BMC Pulmonary Medicine (May 2019)
Prevalence and management of chronic breathlessness in COPD in a tertiary care center
Abstract
Abstract Background Breathlessness is the prominent symptom of chronic obstructive pulmonary disease (COPD). Despite optimal therapeutic management including pharmacological and non-pharmacological interventions, many COPD patients exhibit significant breathlessness. Chronic breathlessness is defined as breathlessness that persists despite optimal treatment of the underlying disease. Because of the major disability related to chronic breathlessness, symptomatic treatments including opioids have been recommended by several authors. The prevalence of chronic breathlessness in COPD and its management in routine clinical practice have been poorly investigated. Our aim was to examine prevalence, associated characteristics and management of chronic breathlessness in patients with COPD recruited in a real-life tertiary hospital-based cohort.
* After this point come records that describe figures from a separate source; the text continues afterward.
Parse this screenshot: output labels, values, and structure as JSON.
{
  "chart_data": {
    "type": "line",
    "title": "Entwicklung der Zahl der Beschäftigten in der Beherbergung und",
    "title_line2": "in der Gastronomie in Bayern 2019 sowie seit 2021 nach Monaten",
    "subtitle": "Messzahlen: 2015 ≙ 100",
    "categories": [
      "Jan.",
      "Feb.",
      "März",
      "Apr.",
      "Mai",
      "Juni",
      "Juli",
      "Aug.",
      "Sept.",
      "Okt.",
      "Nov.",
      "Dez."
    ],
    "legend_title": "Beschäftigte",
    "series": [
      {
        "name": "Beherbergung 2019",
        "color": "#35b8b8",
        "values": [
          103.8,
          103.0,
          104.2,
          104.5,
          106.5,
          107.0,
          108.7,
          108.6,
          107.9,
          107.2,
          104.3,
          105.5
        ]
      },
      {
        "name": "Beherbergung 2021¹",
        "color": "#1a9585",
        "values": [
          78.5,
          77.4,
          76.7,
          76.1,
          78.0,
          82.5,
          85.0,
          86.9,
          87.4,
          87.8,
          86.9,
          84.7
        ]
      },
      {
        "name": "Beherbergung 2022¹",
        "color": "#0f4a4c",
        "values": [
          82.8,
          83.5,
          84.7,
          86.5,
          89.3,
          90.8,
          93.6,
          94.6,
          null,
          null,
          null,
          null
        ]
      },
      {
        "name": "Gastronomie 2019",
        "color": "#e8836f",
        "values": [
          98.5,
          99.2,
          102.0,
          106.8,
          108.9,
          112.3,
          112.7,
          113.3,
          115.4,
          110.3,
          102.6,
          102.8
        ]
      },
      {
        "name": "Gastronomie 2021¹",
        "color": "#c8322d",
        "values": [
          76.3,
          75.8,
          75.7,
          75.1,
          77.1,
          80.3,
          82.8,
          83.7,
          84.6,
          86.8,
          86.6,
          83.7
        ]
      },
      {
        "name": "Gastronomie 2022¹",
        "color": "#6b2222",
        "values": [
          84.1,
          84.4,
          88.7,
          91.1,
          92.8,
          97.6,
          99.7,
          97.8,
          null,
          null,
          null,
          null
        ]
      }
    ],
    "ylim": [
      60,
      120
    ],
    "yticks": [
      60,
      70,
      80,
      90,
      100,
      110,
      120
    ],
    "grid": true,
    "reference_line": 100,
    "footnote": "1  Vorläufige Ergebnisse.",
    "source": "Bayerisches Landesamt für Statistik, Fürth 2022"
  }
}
Methods A prospective study was conducted among 120 consecutive COPD patients recruited, in stable condition, at Nancy University Hospital, France. In parallel, 88 pulmonologists of the same geographical region were asked to respond to an on-line questionnaire on breathlessness management. Results Sixty four (53%) patients had severe breathlessness (modified Medical Research Council scale≥3), despite optimal inhaled medications for 94% of them; 40% had undergone pulmonary rehabilitation within the past 2 years. The severity of breathlessness increased with increasing airflow limitation. Breathlessness was associated with increased symptoms of anxiety, depression and with osteoporosis. No relation was found with other symptoms, exacerbation rate, or cardiovascular comorbidities. Among the patients with chronic breathlessness and Hospitalized Anxiety and/or Depression score > 10, only 25% were treated with antidepressant or anxiolytic. Among the pulmonologists 46 (52%) answered to the questionnaire and expressed a high willingness to prescribe opioids forchronic breathlessness, which contrasted with the finding that none of these patients received such treatments against breathlessness. Conclusion Treatment approaches to breathlessness and associated psychological distress are insufficient in COPD. This study highlights underuse of pulmonary rehabilitation and symptomatic treatment for breathlessness.